Zijin Mining estime que les perturbations persistantes à Kamoa-Kakula pourraient réduire jusqu’à 57 000 tonnes sa production de cuivre attribuable en 2026. À plus de 14 000 USD la tonne sur le LME, ce volume représente théoriquement plus de 800 millions USD de métal. Surtout, cette perte potentielle intervient dans un marché où les stocks disponibles ont déjà provoqué de fortes tensions sur les prix.
Kamoa-Kakula pèse désormais suffisamment lourd pour que ses difficultés opérationnelles affectent directement les objectifs d’un des plus grands groupes miniers mondiaux. Zijin Mining, qui vise 1,2 million de tonnes de cuivre extrait en 2026 sur l’ensemble de ses opérations, estime que les conséquences des perturbations à la mine congolaise pourraient retrancher jusqu’à 57 000 tonnes de sa quote-part annuelle.
Le chiffre est considérable à l’échelle de l’actif. Au premier semestre, Zijin a comptabilisé 54 375 tonnes de cuivre attribuable provenant de Kamoa, contre 58 938 tonnes produites par son autre actif congolais de Kolwezi, dont 39 489 tonnes lui étaient attribuables. La perte potentielle de 57 000 tonnes équivaut donc à un volume légèrement supérieur à toute la production attribuable de Kamoa enregistrée par Zijin durant les six premiers mois de 2026.
Les difficultés remontent à mai 2025, lorsque des événements sismiques à Kakula ont endommagé des infrastructures de pompage et provoqué d’importantes entrées d’eau dans la mine souterraine. La production a depuis repris progressivement, mais l’assèchement, la sécurisation des zones affectées et la réorganisation du plan minier continuent de peser sur les volumes.
Un manque qui arrive lorsque le cuivre vaut plus de 14 000 USD
Le dernier cadrage d’Ivanhoe Mines est désormais plus prudent que les premières estimations de l’année. La société a ramené sa prévision 2026 à 290 000–310 000 tonnes de cuivre, après une première révision à 290 000–330 000 tonnes contre 380 000–420 000 tonnes auparavant. Les coûts C1 sont parallèlement attendus entre 2,60 et 3 USD la livre.
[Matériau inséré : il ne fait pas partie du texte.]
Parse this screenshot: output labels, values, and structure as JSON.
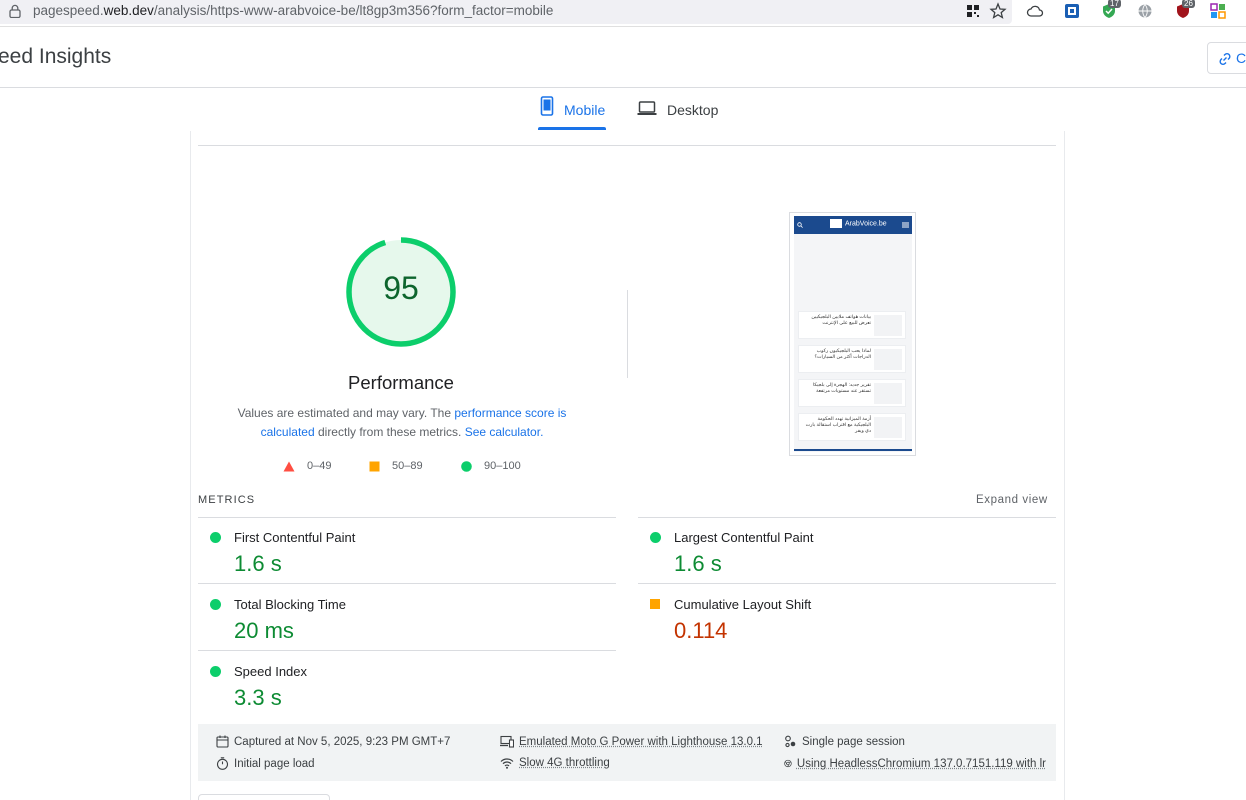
{
  "browser": {
    "url_prefix": "pagespeed.",
    "url_domain": "web.dev",
    "url_path": "/analysis/https-www-arabvoice-be/lt8gp3m356?form_factor=mobile",
    "badge_1": "17",
    "badge_2": "26"
  },
  "header": {
    "brand": "eed Insights",
    "copy_label": "C"
  },
  "tabs": [
    {
      "label": "Mobile"
    },
    {
      "label": "Desktop"
    }
  ],
  "performance": {
    "score": "95",
    "score_fraction": 0.95,
    "title": "Performance",
    "desc_1": "Values are estimated and may vary. The ",
    "link_1": "performance score is calculated",
    "desc_2": " directly from these metrics. ",
    "link_2": "See calculator."
  },
  "legend": [
    {
      "range": "0–49"
    },
    {
      "range": "50–89"
    },
    {
      "range": "90–100"
    }
  ],
  "thumbnail": {
    "logo": "ArabVoice.be",
    "items": [
      "بيانات هواتف ملايين البلجيكيين تعرض للبيع على الإنترنت",
      "لماذا يحب البلجيكيون ركوب الدراجات أكثر من السيارات؟",
      "تقرير جديد: الهجرة إلى بلجيكا تستقر عند مستويات مرتفعة",
      "أزمة الميزانية تهدد الحكومة البلجيكية مع اقتراب استقالة بارت دي ويفر"
    ]
  },
  "metrics": {
    "label": "METRICS",
    "expand": "Expand view",
    "items": [
      {
        "name": "First Contentful Paint",
        "value": "1.6 s"
      },
      {
        "name": "Largest Contentful Paint",
        "value": "1.6 s"
      },
      {
        "name": "Total Blocking Time",
        "value": "20 ms"
      },
      {
        "name": "Cumulative Layout Shift",
        "value": "0.114"
      },
      {
        "name": "Speed Index",
        "value": "3.3 s"
      }
    ]
  },
  "runtime": {
    "captured": "Captured at Nov 5, 2025, 9:23 PM GMT+7",
    "device": "Emulated Moto G Power with Lighthouse 13.0.1",
    "session": "Single page session",
    "load": "Initial page load",
    "throttle": "Slow 4G throttling",
    "browser": "Using HeadlessChromium 137.0.7151.119 with lr"
  },
  "colors": {
    "pass": "#0cce6b",
    "average": "#ffa400",
    "fail": "#ff4e42",
    "accent": "#1a73e8"
  }
}
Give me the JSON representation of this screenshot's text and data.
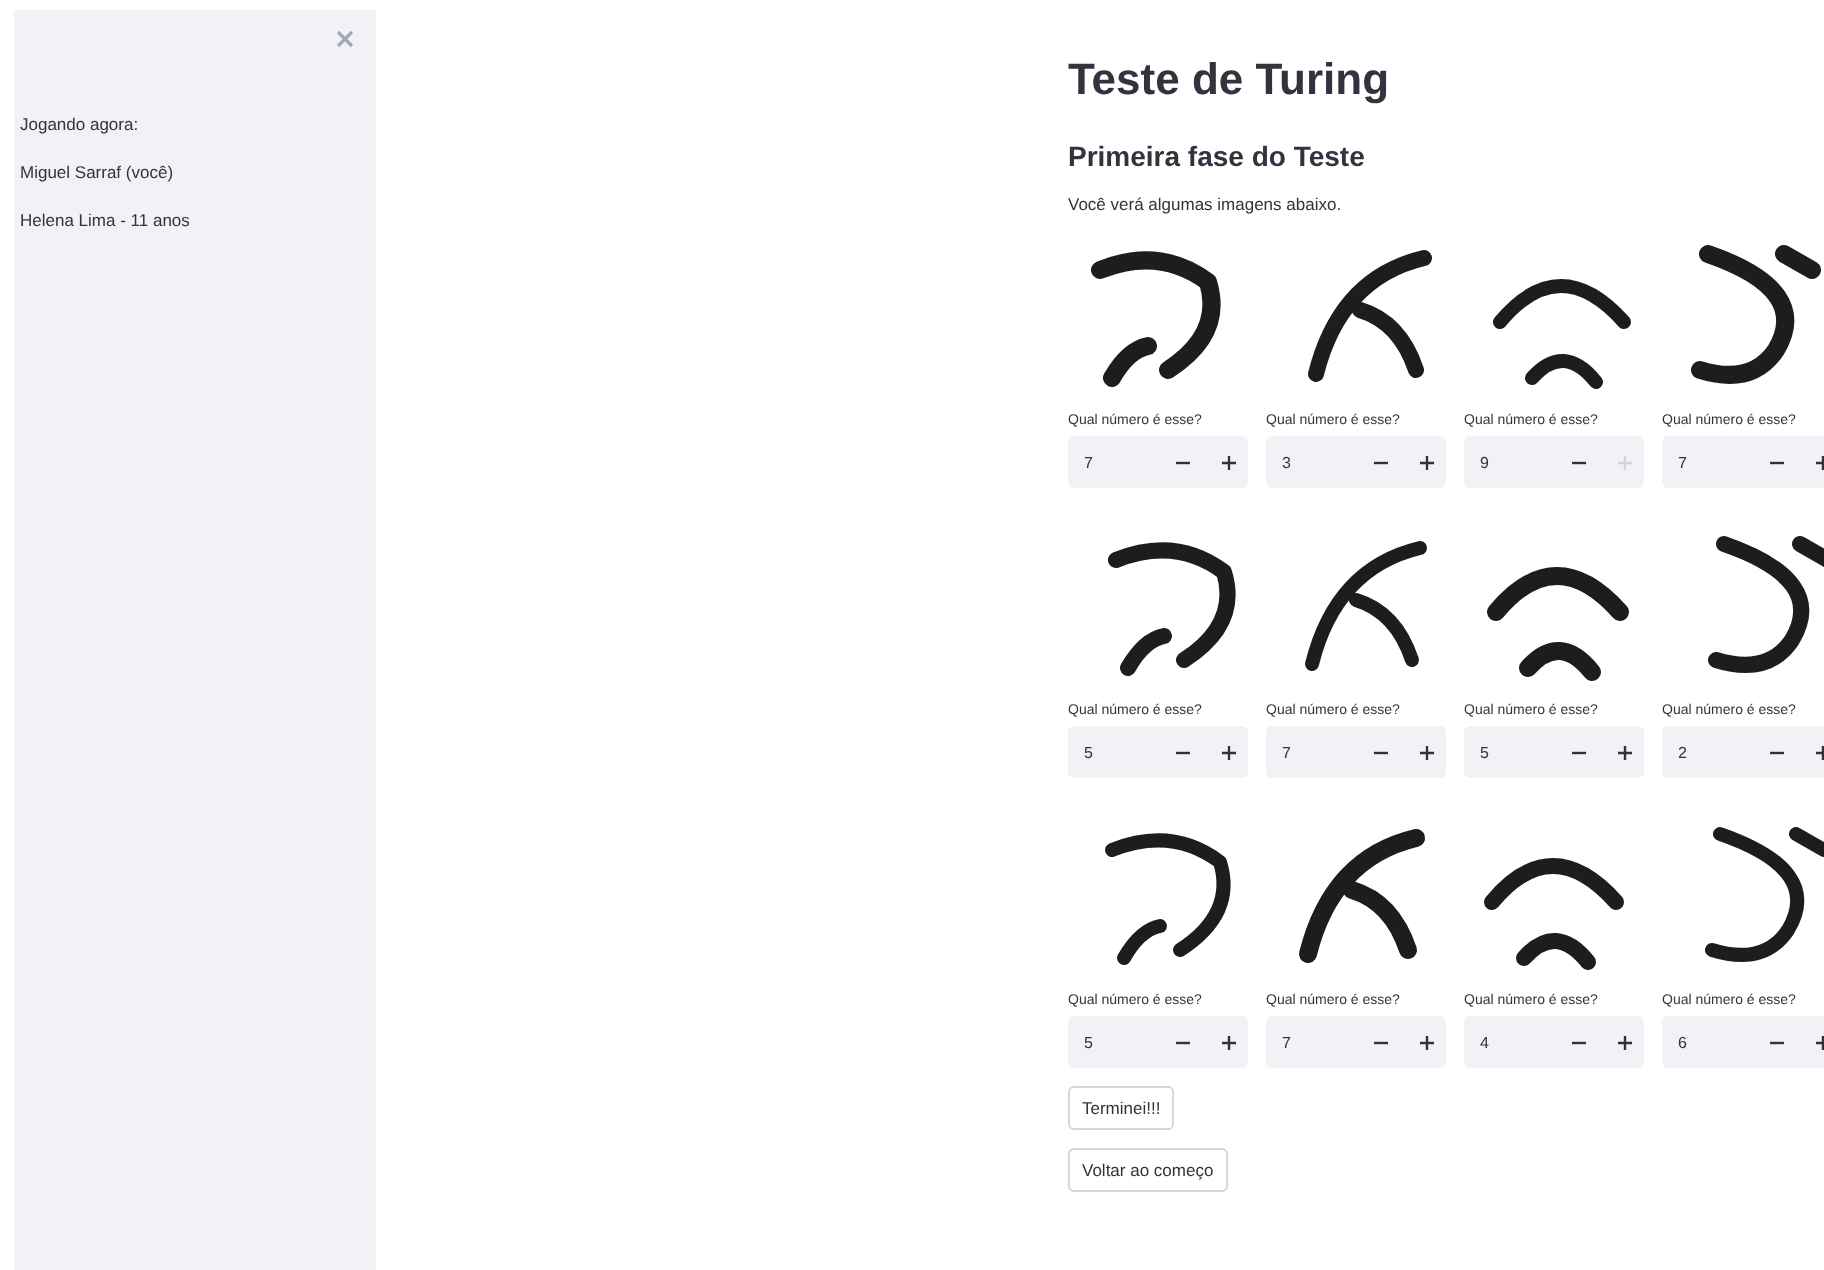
{
  "sidebar": {
    "heading": "Jogando agora:",
    "players": [
      "Miguel Sarraf (você)",
      "Helena Lima - 11 anos"
    ]
  },
  "title": "Teste de Turing",
  "subtitle": "Primeira fase do Teste",
  "description": "Você verá algumas imagens abaixo.",
  "cells": [
    {
      "label": "Qual número é esse?",
      "value": "7",
      "plus_disabled": false
    },
    {
      "label": "Qual número é esse?",
      "value": "3",
      "plus_disabled": false
    },
    {
      "label": "Qual número é esse?",
      "value": "9",
      "plus_disabled": true
    },
    {
      "label": "Qual número é esse?",
      "value": "7",
      "plus_disabled": false
    },
    {
      "label": "Qual número é esse?",
      "value": "5",
      "plus_disabled": false
    },
    {
      "label": "Qual número é esse?",
      "value": "7",
      "plus_disabled": false
    },
    {
      "label": "Qual número é esse?",
      "value": "5",
      "plus_disabled": false
    },
    {
      "label": "Qual número é esse?",
      "value": "2",
      "plus_disabled": false
    },
    {
      "label": "Qual número é esse?",
      "value": "5",
      "plus_disabled": false
    },
    {
      "label": "Qual número é esse?",
      "value": "7",
      "plus_disabled": false
    },
    {
      "label": "Qual número é esse?",
      "value": "4",
      "plus_disabled": false
    },
    {
      "label": "Qual número é esse?",
      "value": "6",
      "plus_disabled": false
    }
  ],
  "buttons": [
    "Terminei!!!",
    "Voltar ao começo"
  ]
}
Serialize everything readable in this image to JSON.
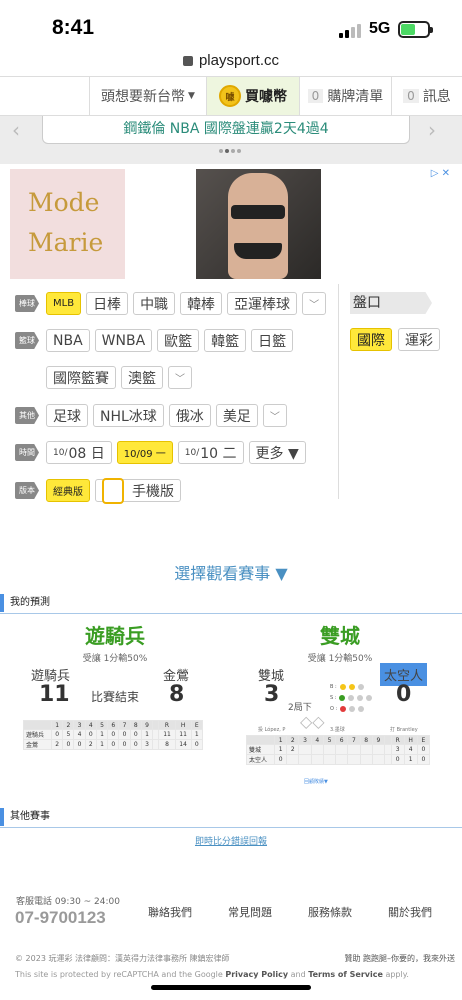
{
  "status_bar": {
    "time": "8:41",
    "network": "5G"
  },
  "url_bar": {
    "domain": "playsport.cc"
  },
  "top_nav": {
    "currency_label": "頭想要新台幣",
    "buy_coin_label": "買噱幣",
    "coin_icon_text": "噱",
    "cart_count": "0",
    "cart_label": "購牌清單",
    "msg_count": "0",
    "msg_label": "訊息"
  },
  "marquee": {
    "text": "鋼鐵倫 NBA 國際盤連贏2天4過4"
  },
  "ad": {
    "brand_line1": "Mode",
    "brand_line2": "Marie"
  },
  "filters": {
    "baseball": {
      "label": "棒球",
      "items": [
        "MLB",
        "日棒",
        "中職",
        "韓棒",
        "亞運棒球"
      ]
    },
    "basketball": {
      "label": "籃球",
      "items": [
        "NBA",
        "WNBA",
        "歐籃",
        "韓籃",
        "日籃"
      ],
      "items2": [
        "國際籃賽",
        "澳籃"
      ]
    },
    "other": {
      "label": "其他",
      "items": [
        "足球",
        "NHL冰球",
        "俄冰",
        "美足"
      ]
    },
    "time": {
      "label": "時間",
      "d1_month": "10/",
      "d1_day": "08 日",
      "d2": "10/09 一",
      "d3_month": "10/",
      "d3_day": "10 二",
      "more": "更多 ▼"
    },
    "version": {
      "label": "版本",
      "classic": "經典版",
      "mobile": "手機版"
    },
    "odds": {
      "label": "盤口",
      "international": "國際",
      "lottery": "運彩"
    }
  },
  "select_game": "選擇觀看賽事 ▼",
  "my_prediction": "我的預測",
  "games": [
    {
      "title": "遊騎兵",
      "rule": "受讓 1分輸50%",
      "away": "遊騎兵",
      "home": "金鶯",
      "away_score": "11",
      "home_score": "8",
      "status": "比賽結束",
      "box_header": [
        "",
        "1",
        "2",
        "3",
        "4",
        "5",
        "6",
        "7",
        "8",
        "9",
        "",
        "R",
        "H",
        "E"
      ],
      "box_rows": [
        [
          "遊騎兵",
          "0",
          "5",
          "4",
          "0",
          "1",
          "0",
          "0",
          "0",
          "1",
          "",
          "11",
          "11",
          "1"
        ],
        [
          "金鶯",
          "2",
          "0",
          "0",
          "2",
          "1",
          "0",
          "0",
          "0",
          "3",
          "",
          "8",
          "14",
          "0"
        ]
      ]
    },
    {
      "title": "雙城",
      "rule": "受讓 1分輸50%",
      "away": "雙城",
      "home": "太空人",
      "away_score": "3",
      "home_score": "0",
      "inning": "2局下",
      "bso": [
        "B :",
        "S :",
        "O :"
      ],
      "pitcher_l": "投 López, P",
      "batter_mid": "3.墨球",
      "batter_r": "打 Brantley",
      "box_header": [
        "",
        "1",
        "2",
        "3",
        "4",
        "5",
        "6",
        "7",
        "8",
        "9",
        "",
        "R",
        "H",
        "E"
      ],
      "box_rows": [
        [
          "雙城",
          "1",
          "2",
          "",
          "",
          "",
          "",
          "",
          "",
          "",
          "",
          "3",
          "4",
          "0"
        ],
        [
          "太空人",
          "0",
          "",
          "",
          "",
          "",
          "",
          "",
          "",
          "",
          "",
          "0",
          "1",
          "0"
        ]
      ],
      "replay": "回顧敗績▼"
    }
  ],
  "other_games": "其他賽事",
  "report_link": "即時比分錯誤回報",
  "footer": {
    "hotline_label": "客服電話 09:30 ~ 24:00",
    "hotline": "07-9700123",
    "links": [
      "聯絡我們",
      "常見問題",
      "服務條款",
      "關於我們"
    ],
    "copyright": "© 2023 玩運彩 法律顧問：漢英得力法律事務所 陳鎮宏律師",
    "sponsor": "贊助 跑跑腿–你要的，我來外送",
    "captcha_pre": "This site is protected by reCAPTCHA and the Google ",
    "privacy": "Privacy Policy",
    "and": " and ",
    "terms": "Terms of Service",
    "apply": " apply."
  },
  "colors": {
    "accent_green": "#3a9d23",
    "link_blue": "#4a90c2",
    "highlight_yellow": "#ffe83a"
  }
}
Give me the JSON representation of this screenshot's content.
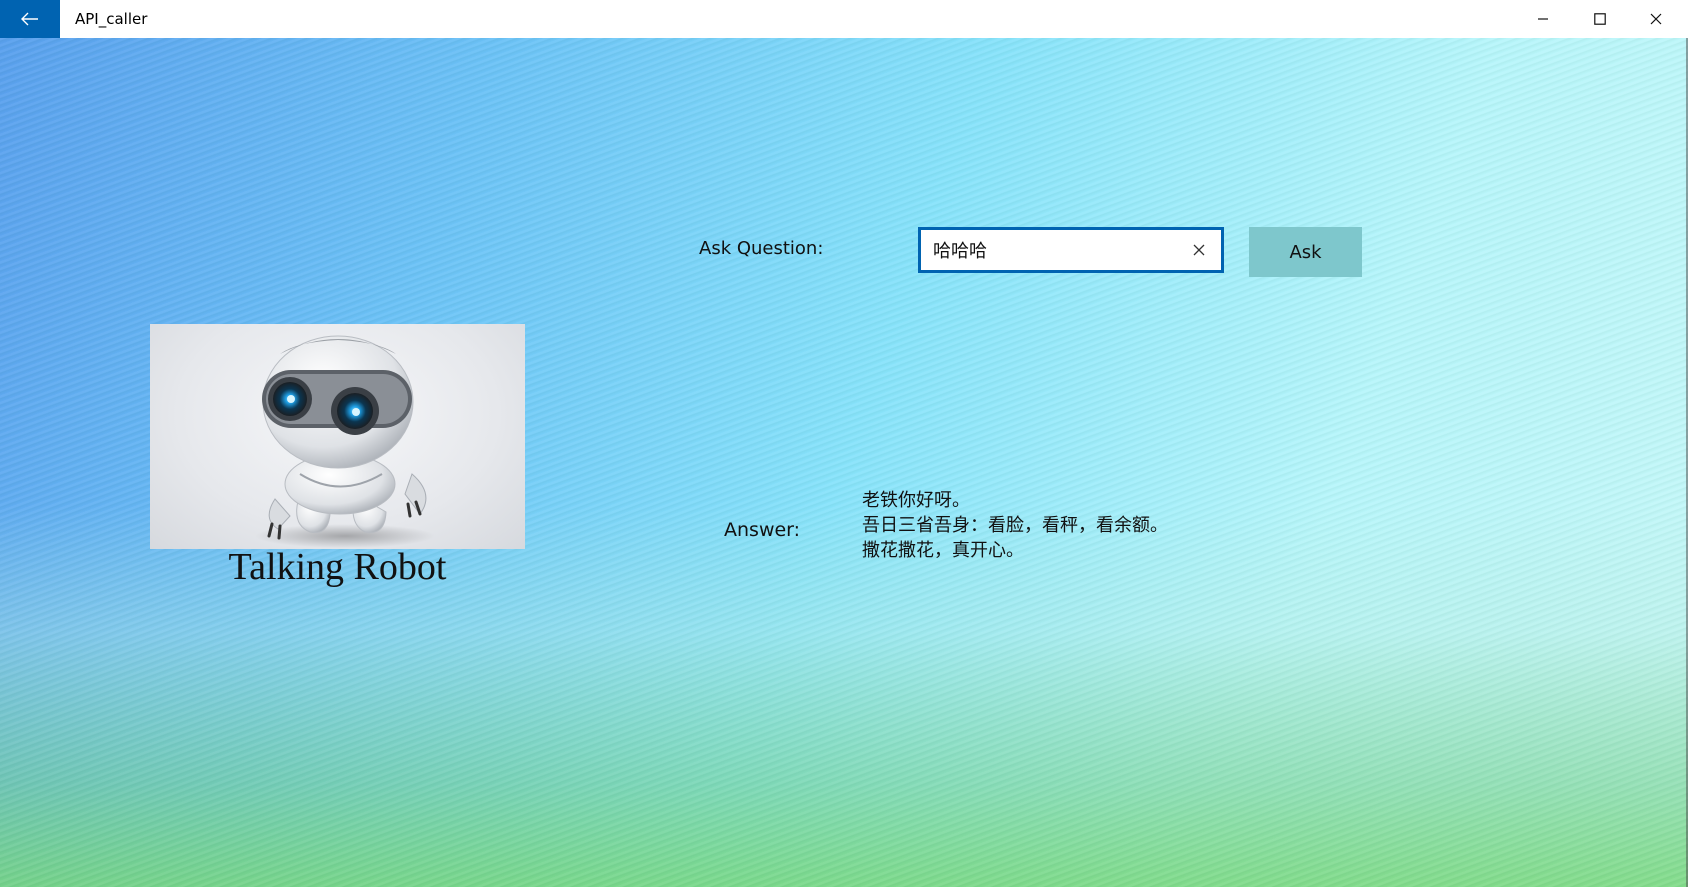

À 14 247 USD la tonne, niveau observé sur le LME le 24 août, 57 000 tonnes représentent environ 812 millions USD de valeur brute théorique, selon un calcul de Lepoint.cd. Ce montant ne constitue évidemment pas une perte comptable automatique pour Zijin. Les prix effectivement réalisés, les volumes récupérés plus tard et les contrats de vente modifieront le résultat final. Il donne toutefois une idée de l’importance économique du tonnage concerné.
Le calendrier rend ce recul encore plus sensible. Mi-août, le marché londonien a connu une forte compression du cuivre physique, avec un prix cash ayant atteint 14 912 USD la tonne et un peu plus de 103 000 tonnes immédiatement disponibles dans les stocks vivants du LME. Les disponibilités se sont ensuite améliorées, mais cet épisode a montré la nervosité du marché face aux contraintes d’approvisionnement.
L’International Copper Study Group a d’ailleurs abaissé à 1,6 % sa prévision de croissance de la production minière mondiale en 2026, citant explicitement les révisions en RDC, au Chili et en Indonésie. Kamoa figure parmi les actifs dont la production reste contrainte après les incidents de 2025.
Pour la RDC, le message dépasse donc Zijin. Une perturbation sur une seule grande mine congolaise peut aujourd’hui retirer plusieurs dizaines de milliers de tonnes d’un marché mondial déjà très attentif à la disponibilité du métal. Kamoa-Kakula n’est plus seulement un actif stratégique pour ses actionnaires. Sa capacité de production devient elle-même une variable suivie par les marchés internationaux du cuivre.